If this is the case, security images seem to provide no additional security,
Instead of pulling a static copy of the login page, now the phishers have to make a page capable of interacting with the original website.
An extreme hypothesis is that they are extremely dumb, and will retrieve the custom images with their own IP, or an IP that can be linked to them.
A less extreme dumbness hypothesis is that they will retrieve many custom images with one or a few different IP addresses, which might raise suspicion for IP addresses from ISP not known to use carrier wide NAT.
But the same "origin IP" issues exist with a phishing of the simple type, with the ordinary login/password pair: the only value of these collected data is that they can be used to log in the original website.

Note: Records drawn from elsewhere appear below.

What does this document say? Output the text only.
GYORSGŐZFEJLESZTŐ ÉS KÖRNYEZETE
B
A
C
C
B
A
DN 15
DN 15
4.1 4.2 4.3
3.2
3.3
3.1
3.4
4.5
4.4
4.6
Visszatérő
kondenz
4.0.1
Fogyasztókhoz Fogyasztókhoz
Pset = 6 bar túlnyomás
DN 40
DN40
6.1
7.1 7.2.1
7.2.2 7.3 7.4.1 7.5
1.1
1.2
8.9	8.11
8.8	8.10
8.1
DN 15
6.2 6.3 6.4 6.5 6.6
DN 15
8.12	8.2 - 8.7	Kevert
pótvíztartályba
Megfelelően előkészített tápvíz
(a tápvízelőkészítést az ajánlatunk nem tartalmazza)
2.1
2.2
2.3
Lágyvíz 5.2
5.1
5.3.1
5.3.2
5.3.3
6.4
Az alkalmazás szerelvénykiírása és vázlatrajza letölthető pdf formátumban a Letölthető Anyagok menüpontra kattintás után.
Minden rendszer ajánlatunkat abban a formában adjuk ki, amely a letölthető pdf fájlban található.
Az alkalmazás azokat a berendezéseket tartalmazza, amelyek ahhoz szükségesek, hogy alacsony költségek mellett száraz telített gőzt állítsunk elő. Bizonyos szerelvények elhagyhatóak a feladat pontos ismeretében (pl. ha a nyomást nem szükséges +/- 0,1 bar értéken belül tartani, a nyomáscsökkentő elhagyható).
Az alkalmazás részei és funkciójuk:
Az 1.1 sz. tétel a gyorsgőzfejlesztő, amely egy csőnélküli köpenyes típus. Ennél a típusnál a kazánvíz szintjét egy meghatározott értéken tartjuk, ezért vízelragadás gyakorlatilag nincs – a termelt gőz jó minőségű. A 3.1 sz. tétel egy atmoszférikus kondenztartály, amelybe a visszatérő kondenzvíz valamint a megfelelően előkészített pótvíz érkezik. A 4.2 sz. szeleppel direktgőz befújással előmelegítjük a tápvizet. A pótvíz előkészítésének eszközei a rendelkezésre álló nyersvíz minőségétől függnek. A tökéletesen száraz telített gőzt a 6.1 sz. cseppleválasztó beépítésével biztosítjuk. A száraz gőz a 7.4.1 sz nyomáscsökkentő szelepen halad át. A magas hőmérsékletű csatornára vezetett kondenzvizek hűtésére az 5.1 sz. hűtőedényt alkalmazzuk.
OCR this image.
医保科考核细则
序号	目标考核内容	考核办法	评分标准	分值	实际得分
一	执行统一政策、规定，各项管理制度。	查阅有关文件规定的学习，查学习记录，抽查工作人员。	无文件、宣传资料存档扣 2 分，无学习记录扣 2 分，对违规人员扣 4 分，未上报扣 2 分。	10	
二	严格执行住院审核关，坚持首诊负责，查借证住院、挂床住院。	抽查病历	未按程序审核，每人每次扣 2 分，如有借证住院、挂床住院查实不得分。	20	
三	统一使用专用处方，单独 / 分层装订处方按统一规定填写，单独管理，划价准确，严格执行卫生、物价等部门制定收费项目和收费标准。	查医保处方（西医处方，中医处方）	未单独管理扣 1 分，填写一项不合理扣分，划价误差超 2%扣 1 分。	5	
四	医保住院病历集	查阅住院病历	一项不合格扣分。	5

The phishers always need a pool of "good looking" IP addresses if they don't want to raise suspicion (what a "good looking" address is depends on the webpage and its audience).
For bank phishing, the money must be transfered by "mules" to intermediate accounts. The fishers need not only IP addresses (a botnet can provide these), but also intermediate bank accounts. Real people must provide these accounts.
Phishing at a large scale certainly requires good planning, and strict security procedures, because sooner or later, the fishing operation is going to be discovered, and investigated. And when it is, the people in charge of the phishing operation certainly care about their privacy (not being found).
I don't know the exact details of such operations, but I don't believe the addition of "download the security image" is going to be a deterrent.
and may actually be harmful if they help convince users that a malicious website is legitimate.
Yes indeed.
The average likely to be victim of phishing user is unable to do the proper security evaluation of the scheme. Almost all such users will overestimate the security benefits.
And do users even check the security image?